The reason is simple: capability is a point. Workflow is a line.

Users aren't using "AI capabilities." They're completing a specific task — one with context, upstream steps, and downstream actions. When AI is just an isolated tool rather than something woven into the whole workflow, it doesn't matter how capable the model is. You end up with something users describe as "useful but forgettable."

Three Failure Modes

Failure mode one: confusing "can use" with "would use"

User research on AI products will often show high satisfaction scores. But ask the follow-up: "How many times did you use this feature last week?" The silence is usually informative.

Can use means the user understands what the product does. Would use means there's a specific situation where they reach for it without thinking. The gap between those two is where most AI products die.

Failure mode two: overestimating prompt skill

Prompt engineering is a skill. Most users don't have it and don't want to learn it. When your product requires a well-crafted prompt to return useful output, you've quietly transferred your product design problem to the user. That's a design failure, not a user failure.

Failure mode three: "everything" as a positioning

"Our AI assistant can write emails, summarize meetings, generate code, analyze data…"
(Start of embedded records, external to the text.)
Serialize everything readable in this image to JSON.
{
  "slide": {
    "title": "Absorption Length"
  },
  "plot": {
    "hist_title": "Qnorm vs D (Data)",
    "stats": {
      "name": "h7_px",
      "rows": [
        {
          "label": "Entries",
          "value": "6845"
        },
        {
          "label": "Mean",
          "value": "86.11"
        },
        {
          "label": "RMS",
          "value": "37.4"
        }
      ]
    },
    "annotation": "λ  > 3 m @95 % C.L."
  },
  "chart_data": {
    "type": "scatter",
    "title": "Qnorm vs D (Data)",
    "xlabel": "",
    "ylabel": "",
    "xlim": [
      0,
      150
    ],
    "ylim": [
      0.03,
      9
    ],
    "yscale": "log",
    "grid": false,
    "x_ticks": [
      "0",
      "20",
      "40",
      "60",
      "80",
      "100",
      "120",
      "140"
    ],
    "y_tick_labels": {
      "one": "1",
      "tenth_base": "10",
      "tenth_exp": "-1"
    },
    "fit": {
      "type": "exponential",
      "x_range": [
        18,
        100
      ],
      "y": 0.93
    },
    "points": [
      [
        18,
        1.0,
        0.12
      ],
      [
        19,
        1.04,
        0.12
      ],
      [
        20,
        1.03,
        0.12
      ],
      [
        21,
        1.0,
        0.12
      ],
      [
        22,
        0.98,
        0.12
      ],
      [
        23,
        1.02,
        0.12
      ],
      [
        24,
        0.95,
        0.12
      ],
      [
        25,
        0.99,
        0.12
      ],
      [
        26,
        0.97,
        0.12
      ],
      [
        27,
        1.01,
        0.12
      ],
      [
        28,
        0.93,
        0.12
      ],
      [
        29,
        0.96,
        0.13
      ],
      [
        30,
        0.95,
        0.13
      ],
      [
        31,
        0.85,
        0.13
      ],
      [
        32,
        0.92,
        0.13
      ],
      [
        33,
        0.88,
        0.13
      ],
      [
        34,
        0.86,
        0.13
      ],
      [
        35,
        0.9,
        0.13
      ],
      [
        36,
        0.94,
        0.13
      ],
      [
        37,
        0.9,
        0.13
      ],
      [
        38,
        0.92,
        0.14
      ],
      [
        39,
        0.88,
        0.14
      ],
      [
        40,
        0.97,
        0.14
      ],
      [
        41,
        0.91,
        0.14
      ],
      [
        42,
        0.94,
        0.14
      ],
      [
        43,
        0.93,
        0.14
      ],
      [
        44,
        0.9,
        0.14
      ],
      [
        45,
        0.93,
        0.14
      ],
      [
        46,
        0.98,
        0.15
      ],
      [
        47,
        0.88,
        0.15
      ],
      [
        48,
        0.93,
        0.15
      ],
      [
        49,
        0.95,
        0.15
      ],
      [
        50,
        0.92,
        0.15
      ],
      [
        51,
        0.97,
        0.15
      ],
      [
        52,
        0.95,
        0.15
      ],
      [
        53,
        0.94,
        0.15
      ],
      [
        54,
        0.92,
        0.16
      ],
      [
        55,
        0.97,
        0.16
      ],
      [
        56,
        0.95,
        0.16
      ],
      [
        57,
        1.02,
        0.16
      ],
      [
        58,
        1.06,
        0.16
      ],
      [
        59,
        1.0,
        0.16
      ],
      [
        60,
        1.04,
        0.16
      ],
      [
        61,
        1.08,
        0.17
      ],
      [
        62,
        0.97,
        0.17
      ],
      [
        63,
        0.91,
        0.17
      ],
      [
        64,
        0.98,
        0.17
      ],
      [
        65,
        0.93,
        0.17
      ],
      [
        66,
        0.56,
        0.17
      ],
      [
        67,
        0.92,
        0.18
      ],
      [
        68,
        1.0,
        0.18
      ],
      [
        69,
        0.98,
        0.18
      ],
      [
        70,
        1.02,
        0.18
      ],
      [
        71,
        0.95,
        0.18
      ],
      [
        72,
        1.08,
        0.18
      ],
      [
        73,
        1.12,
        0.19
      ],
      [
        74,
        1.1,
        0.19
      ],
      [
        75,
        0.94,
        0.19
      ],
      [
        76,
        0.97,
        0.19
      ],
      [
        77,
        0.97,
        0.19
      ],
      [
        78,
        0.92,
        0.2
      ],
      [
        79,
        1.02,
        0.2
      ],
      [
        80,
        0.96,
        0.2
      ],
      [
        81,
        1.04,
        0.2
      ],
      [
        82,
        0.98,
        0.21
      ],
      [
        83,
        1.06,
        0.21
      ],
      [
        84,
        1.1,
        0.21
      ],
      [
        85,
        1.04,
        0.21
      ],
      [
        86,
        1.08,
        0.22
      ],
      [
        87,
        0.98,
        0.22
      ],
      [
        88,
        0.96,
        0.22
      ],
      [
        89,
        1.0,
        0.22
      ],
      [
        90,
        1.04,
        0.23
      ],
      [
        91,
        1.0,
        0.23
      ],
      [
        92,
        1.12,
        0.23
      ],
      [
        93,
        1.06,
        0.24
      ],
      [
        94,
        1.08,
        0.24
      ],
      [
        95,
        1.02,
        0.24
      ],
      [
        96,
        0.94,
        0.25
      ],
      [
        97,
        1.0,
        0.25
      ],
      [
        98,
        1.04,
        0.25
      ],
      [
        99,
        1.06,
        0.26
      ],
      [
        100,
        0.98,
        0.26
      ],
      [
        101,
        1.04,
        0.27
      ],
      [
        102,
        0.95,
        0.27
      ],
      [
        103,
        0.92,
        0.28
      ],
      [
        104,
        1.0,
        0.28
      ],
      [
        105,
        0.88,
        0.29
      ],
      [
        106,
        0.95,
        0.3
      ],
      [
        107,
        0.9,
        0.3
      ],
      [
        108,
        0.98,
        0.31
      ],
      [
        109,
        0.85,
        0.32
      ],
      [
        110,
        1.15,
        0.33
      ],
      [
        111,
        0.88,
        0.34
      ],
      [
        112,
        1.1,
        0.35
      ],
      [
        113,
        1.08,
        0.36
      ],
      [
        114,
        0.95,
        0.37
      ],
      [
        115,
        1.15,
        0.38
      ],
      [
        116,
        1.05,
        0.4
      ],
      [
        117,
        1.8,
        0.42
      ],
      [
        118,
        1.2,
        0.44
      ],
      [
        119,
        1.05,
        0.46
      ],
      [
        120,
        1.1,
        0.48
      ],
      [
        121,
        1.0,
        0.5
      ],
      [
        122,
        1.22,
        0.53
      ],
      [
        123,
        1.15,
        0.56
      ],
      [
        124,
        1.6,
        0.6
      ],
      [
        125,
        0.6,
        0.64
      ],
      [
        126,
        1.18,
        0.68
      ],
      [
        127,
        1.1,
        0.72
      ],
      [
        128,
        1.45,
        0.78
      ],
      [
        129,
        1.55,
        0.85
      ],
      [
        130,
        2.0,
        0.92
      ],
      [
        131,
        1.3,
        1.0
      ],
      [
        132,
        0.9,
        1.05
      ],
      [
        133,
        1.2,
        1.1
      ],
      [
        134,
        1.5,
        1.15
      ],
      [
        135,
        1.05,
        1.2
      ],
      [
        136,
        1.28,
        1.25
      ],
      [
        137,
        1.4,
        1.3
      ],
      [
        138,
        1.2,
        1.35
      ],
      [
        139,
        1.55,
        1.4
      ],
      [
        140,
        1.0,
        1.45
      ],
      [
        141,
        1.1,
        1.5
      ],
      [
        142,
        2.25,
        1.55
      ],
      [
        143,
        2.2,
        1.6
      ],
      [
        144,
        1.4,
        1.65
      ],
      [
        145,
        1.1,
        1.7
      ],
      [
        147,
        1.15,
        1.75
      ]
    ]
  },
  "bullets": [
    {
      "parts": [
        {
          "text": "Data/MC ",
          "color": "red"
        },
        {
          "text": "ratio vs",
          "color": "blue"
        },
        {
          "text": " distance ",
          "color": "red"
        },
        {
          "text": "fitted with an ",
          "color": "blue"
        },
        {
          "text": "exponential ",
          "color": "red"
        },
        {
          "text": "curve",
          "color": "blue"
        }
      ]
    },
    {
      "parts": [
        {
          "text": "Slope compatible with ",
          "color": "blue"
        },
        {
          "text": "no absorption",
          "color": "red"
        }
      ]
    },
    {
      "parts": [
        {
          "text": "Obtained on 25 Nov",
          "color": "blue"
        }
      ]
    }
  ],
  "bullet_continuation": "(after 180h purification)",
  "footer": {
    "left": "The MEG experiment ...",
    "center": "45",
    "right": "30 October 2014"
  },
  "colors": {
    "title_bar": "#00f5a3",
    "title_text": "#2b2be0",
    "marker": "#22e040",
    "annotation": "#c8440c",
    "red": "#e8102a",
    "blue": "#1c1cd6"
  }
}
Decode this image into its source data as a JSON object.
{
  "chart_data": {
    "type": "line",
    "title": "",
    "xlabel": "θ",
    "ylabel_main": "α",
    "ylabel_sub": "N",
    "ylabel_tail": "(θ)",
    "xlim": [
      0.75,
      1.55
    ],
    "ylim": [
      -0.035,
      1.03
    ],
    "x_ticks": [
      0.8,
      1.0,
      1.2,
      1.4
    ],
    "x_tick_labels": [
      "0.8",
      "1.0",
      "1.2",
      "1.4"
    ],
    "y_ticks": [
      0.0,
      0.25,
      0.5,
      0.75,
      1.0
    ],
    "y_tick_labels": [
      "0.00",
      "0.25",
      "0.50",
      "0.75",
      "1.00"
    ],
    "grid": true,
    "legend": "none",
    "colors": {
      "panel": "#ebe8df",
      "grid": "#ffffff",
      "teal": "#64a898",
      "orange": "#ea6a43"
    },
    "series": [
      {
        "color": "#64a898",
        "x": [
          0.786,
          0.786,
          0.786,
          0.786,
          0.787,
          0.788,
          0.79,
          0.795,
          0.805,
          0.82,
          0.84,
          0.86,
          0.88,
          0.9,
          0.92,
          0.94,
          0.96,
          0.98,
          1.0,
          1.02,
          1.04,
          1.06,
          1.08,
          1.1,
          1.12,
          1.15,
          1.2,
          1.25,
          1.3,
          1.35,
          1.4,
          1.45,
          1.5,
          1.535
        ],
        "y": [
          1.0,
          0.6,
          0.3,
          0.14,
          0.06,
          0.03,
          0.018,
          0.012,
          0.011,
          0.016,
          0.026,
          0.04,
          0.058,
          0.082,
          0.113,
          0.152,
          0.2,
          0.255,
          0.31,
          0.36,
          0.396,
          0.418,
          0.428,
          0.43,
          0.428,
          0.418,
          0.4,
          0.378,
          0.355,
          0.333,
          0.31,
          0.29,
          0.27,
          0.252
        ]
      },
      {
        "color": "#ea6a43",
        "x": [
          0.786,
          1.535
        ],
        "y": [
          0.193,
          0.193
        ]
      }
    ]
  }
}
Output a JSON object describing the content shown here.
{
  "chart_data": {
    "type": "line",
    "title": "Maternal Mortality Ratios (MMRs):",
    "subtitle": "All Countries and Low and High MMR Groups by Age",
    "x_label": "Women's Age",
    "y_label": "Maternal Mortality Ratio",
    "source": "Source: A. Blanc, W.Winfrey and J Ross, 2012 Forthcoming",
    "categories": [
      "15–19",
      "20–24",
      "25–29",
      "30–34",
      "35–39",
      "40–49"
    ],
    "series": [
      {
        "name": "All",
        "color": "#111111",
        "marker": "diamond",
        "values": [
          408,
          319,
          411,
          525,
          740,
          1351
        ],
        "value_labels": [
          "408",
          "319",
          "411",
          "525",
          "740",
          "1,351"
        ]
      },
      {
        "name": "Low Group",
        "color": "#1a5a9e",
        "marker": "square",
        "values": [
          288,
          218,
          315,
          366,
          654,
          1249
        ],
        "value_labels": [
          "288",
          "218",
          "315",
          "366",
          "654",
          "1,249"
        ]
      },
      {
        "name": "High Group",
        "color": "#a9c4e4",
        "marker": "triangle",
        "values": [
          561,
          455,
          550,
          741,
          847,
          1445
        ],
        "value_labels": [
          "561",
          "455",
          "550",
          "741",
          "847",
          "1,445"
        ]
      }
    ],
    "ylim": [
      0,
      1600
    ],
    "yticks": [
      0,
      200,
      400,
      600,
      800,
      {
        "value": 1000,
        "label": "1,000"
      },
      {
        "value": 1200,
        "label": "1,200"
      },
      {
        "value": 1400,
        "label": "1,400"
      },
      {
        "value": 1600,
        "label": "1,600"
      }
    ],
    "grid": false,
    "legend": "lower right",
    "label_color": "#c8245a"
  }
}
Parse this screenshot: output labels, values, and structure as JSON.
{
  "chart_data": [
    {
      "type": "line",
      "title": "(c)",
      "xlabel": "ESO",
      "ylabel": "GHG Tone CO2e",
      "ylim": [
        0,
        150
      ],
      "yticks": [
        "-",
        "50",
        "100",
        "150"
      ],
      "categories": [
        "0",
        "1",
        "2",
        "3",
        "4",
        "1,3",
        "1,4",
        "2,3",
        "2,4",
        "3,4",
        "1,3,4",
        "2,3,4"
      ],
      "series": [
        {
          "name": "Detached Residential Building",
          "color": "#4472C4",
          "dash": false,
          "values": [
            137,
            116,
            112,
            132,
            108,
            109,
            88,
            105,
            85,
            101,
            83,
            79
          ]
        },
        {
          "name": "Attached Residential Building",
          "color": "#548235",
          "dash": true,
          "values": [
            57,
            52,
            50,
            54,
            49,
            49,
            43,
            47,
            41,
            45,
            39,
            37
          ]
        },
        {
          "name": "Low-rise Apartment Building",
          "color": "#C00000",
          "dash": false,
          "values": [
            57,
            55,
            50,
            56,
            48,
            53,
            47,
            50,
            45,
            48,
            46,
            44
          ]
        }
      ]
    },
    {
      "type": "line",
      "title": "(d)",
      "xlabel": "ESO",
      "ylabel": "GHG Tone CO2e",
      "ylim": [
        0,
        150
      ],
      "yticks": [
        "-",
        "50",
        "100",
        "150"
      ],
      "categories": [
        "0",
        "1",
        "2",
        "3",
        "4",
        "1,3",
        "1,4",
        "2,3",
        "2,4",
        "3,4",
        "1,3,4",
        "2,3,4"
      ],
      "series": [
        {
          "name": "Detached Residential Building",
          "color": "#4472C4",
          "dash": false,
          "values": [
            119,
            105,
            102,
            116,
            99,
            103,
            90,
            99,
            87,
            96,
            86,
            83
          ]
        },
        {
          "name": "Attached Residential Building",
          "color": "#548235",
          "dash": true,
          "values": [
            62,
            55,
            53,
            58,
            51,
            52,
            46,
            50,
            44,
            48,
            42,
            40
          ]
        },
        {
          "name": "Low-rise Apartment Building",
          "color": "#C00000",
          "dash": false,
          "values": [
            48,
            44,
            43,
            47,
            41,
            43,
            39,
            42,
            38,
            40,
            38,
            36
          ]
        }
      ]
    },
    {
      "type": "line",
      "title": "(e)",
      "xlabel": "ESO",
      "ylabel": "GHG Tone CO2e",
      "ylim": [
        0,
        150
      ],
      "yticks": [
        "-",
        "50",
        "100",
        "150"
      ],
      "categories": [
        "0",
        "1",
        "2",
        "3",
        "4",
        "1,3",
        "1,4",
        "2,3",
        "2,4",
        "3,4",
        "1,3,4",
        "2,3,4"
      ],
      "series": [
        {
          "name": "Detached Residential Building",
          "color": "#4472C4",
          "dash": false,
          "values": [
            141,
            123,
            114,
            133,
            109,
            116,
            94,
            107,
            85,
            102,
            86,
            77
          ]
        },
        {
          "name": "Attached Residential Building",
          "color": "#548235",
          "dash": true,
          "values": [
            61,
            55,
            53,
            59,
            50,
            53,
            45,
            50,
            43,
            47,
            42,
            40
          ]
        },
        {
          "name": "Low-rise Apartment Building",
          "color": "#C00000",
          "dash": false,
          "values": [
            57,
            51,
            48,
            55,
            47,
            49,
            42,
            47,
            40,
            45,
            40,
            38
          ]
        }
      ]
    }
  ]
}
That positioning works in the early curiosity phase. But retention is built on habit, not curiosity. Habits require a specific, repeated use case — not an unbounded capability set.

A Framework I Use

When I'm making feature decisions on an AI product, I ask three questions:

  1. How did users do this before this feature existed? If the answer is "they didn't," you probably don't have a real market. If the answer is "they did it badly and slowly," that's a real opportunity.

  2. What is the friction cost? How many screens, concepts, or inputs does using this feature require? Every added step degrades retention. AI products should make users feel faster, not trained.

  3. What emotional state is the user in? If they're already overwhelmed, anything that requires learning will get abandoned. The best AI product wedge is the task users most want help with when they're exhausted.


Good AI products aren't the ones that do the most. They're the ones that do one thing better than any alternative.

That sounds straightforward. In practice, it requires an unusually deep understanding of how users actually work — and the discipline to say no to a long list of things that look impressive but don't fit.

Both are hard.